NORTH ADAMS — Work on a new airport administration building is expected to begin in the coming weeks.
The city is expected to select a $3.6 million bid from D.A. Sullivan & Sons to move a former doctor's building on State Road and renovate it into an administration building, with amenities that include a new restaurant, public restrooms and offices.
The lowest bid to renovate the building vastly exceeded the initial $2.1 million estimates; however, the bid still offers a substantial savings over what was initially envisioned for a new $4 million building.
"It is what it is. It's a little bit of an unknown; we're talking about moving a building," said city Administrative Officer Michael Canales.
How the city will pay an obligatory 5 percent of the project remains to be seen.
In 2016, the city announced it had won a $4 million grant through the Massachusetts Department of Transportation for the construction of a new airport administration building, coupled with a $200,000 city match.
But in the months afterward, the city formulated a plan to instead construct a new space within the vacant former Northern Berkshire Family Practice building, which already sits on city-owned land in front of the airport.
The belief was that, not only would building re-use cut costs, it also would better fit the aesthetic of the airport.
The building itself was donated to the city by Berkshire Health Systems, which acquired it through the bankruptcy of the former Northern Berkshire Healthcare in 2014.
To facilitate the plan, the building first has to be moved about 580 feet south along Bud Dougherty Drive, commonly called Airport Road.
Because most of the construction is slated to be done inside, work should be able to continue through the winter. The administrative building still is expected to open in spring 2019.
Harry Patten, owner of airport business Turboprop East, had pledged up to $200,000 when the grant was first announced to cover the city's matching share — which, under the terms of the grant, is 5 percent. In exchange for his pledge, the city agreed to give Patten naming rights to the building.
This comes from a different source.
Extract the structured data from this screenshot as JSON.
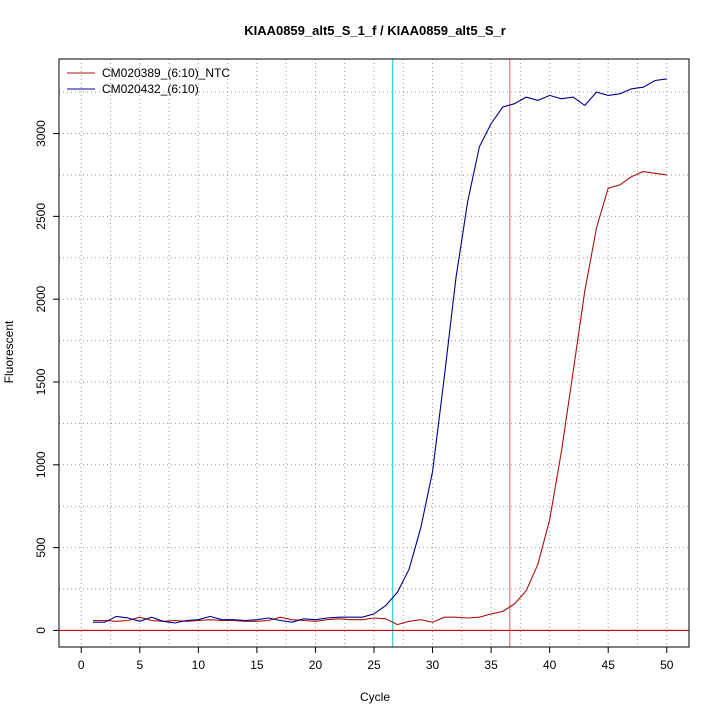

But in a letter to the mayor this summer, Patten withdrew his pledge, as the Airport Commission became mired in controversy regarding a lease to convicted felon Alex Kelly, owner of a Bennington, Vt.-based skydiving and flight instruction businesses.
Mayor Thomas Bernard met with this summer with Patten, who remained committed to withdrawing the pledge — but also that he would keep an eye on airport operations.
"I don't know that the door has fully closed, [but] I don't know that he has changed his mind," Bernard said.
Patten could not be reached for comment Wednesday.
Bernard said the city is "still looking at options" for funding if Patten remains committed to withdrawing his pledge.
"We're committed to the project, so we'll have to look at what we can do to fund it," Bernard said.